The Health Insurance Organisation (HIO), the Cyprus Medical Association (CyMA) and the medical societies agreed on Tuesday to enter an intensive dialogue in an effort to bridge differences on the implementation of the National Health Scheme (Gesy).
During a meeting with President Nicos Anastasiades and Health Minister Constantinos Ioannou, the HIO asserted that Gesy would be operational on schedule – on June 1, 2019 – while CyMA highlighted that such a development depended on whether its previously stated demands were met.
The demands made by CyMA following an extraordinary general assembly in October involve allowing private doctors within Gesy to practice outside the system; the raising of the Gesy budget; full administrative and financial autonomy of state hospitals before Gesy is implemented; a guaranteed unit price for specialist doctors involved in outpatient care; and inpatient fees per medical procedure.
“In my opinion, we had a productive dialogue, and have made important progress,” Ioannou said after the meeting, adding that the differences between the two sides were decreasing, especially regarding primary healthcare, such as the issue of personal doctors and out-patient healthcare.
Outstanding issues in primary healthcare which are to be discussed between the HIO and medical societies, Ioannou said, include the clarification of the list of medical procedures, and of the number of patients to be seen by doctors, as well as the drawing up of a corrective mechanism in view of the possibility of some doctors becoming overextended.
On the issue of concurrent private healthcare, Ioannou repeated that this was not provided by the law and cannot be implemented in the context of Gesy, with CyMA president Petros Agathangelou noting that this would be a source of concern for the medical community.
Ioannou added that the HIO has not backed out of its proposal made in the past regarding the implementation of a guaranteed price range that will be charged by out-patient specialist doctors.
“The aim is for this proposal to be implemented for three years rather than one, which I believe is a substantial step on behalf of the HIO,” Ioannou said.

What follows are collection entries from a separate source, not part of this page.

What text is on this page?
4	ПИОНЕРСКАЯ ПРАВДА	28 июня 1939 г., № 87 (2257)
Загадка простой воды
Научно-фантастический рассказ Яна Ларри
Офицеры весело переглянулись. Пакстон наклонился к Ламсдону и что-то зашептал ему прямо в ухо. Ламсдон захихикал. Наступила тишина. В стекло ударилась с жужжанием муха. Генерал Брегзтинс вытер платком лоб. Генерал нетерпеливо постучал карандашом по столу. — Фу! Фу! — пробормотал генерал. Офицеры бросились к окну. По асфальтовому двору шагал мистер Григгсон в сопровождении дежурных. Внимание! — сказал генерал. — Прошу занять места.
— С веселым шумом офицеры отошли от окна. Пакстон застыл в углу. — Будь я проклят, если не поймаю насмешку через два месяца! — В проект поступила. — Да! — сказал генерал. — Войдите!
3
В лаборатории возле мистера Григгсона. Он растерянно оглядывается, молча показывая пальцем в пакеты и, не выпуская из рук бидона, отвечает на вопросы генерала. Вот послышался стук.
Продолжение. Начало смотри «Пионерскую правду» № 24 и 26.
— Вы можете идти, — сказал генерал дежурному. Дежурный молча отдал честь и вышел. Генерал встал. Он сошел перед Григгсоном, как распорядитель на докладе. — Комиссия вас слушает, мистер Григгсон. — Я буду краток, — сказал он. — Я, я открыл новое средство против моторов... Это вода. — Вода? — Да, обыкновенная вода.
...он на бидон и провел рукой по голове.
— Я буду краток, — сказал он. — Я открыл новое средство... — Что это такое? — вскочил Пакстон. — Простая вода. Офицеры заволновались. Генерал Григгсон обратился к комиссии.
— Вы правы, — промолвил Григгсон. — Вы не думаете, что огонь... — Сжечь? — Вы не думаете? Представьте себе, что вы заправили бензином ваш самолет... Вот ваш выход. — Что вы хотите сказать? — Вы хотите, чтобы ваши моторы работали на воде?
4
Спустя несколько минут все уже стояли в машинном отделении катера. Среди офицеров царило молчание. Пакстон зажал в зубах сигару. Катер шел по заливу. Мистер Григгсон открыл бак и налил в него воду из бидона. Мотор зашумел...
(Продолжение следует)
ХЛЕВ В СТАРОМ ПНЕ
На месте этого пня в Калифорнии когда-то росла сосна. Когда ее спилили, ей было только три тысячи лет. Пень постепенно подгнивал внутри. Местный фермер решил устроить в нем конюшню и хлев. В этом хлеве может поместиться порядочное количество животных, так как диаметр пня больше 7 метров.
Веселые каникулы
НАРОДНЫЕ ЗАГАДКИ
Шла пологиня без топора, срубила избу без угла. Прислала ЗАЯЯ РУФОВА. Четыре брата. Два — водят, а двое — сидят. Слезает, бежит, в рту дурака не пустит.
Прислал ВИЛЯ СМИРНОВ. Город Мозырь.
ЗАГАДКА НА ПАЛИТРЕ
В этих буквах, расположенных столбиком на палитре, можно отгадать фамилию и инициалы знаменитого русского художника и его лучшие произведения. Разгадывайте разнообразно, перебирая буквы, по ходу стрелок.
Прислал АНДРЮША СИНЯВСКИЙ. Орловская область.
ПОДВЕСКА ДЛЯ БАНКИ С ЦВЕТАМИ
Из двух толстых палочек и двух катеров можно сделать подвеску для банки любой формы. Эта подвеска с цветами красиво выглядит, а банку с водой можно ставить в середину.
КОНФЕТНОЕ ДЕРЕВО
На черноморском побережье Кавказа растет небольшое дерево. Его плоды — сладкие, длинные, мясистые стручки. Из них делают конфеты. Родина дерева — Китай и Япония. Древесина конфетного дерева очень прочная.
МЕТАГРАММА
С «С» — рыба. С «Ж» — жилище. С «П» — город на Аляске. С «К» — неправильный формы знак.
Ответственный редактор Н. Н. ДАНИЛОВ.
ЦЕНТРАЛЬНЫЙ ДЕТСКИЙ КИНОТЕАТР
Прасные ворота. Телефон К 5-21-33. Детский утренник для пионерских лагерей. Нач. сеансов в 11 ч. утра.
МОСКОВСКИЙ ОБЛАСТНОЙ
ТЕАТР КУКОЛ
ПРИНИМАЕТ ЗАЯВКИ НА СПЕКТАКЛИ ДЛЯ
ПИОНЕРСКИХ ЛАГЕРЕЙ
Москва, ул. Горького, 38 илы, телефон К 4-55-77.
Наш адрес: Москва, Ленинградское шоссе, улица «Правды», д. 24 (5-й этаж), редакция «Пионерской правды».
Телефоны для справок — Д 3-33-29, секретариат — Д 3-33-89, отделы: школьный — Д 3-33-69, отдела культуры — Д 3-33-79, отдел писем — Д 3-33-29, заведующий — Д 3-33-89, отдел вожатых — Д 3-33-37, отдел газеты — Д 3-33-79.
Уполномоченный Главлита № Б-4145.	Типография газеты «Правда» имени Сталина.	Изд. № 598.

Regarding in-patient healthcare, which will be integrated into Gesy on June 1, 2020, Ioannou said that the discussing parties will begin intensive dialogue in the coming three to four months, as agreements must first be reached on issues regarding primary healthcare.
During the meeting, Anastasiades highlighted that within the coming months, the necessary agreements must be reached regarding in-patient healthcare, Ioannou said.
HIO president Thomas Antoniou said that through dialogue, which is part of the process by law, the possibilities for improvement of the scheme will become clear.
“From that point on, the position of both the president and the health minister is clear, and this is also the position of the political parties: on June 1 Gesy will be implemented,” Antoniou said.
“There are indeed margins for improvements and corrections, and we have also expressed our commitment to enter into an intensive dialogue, so that improvements are indeed made where necessary.”
Agathangelou said that there were still substantial and foundational aspects that remain unsolved regarding the integration of doctors into Gesy, noting that while progress was made in Tuesday’s meeting, complete agreement must be reached on all issues for Gesy to go ahead.
“Disagreements remain, as do divergences… The timeframe is narrow and the aim, as the minister has said, is the continuation of the dialogue,” he said.
Agathangelou repeated CyMA’s position made at the end of October after an extraordinary general assembly led to the drawing up of five demands which were a prerequisite for private doctors to participate in Gesy.
He highlighted that if these demands are met, CyMA would not be a barrier to Gesy, and denied that there are private interests involved in the association’s stance.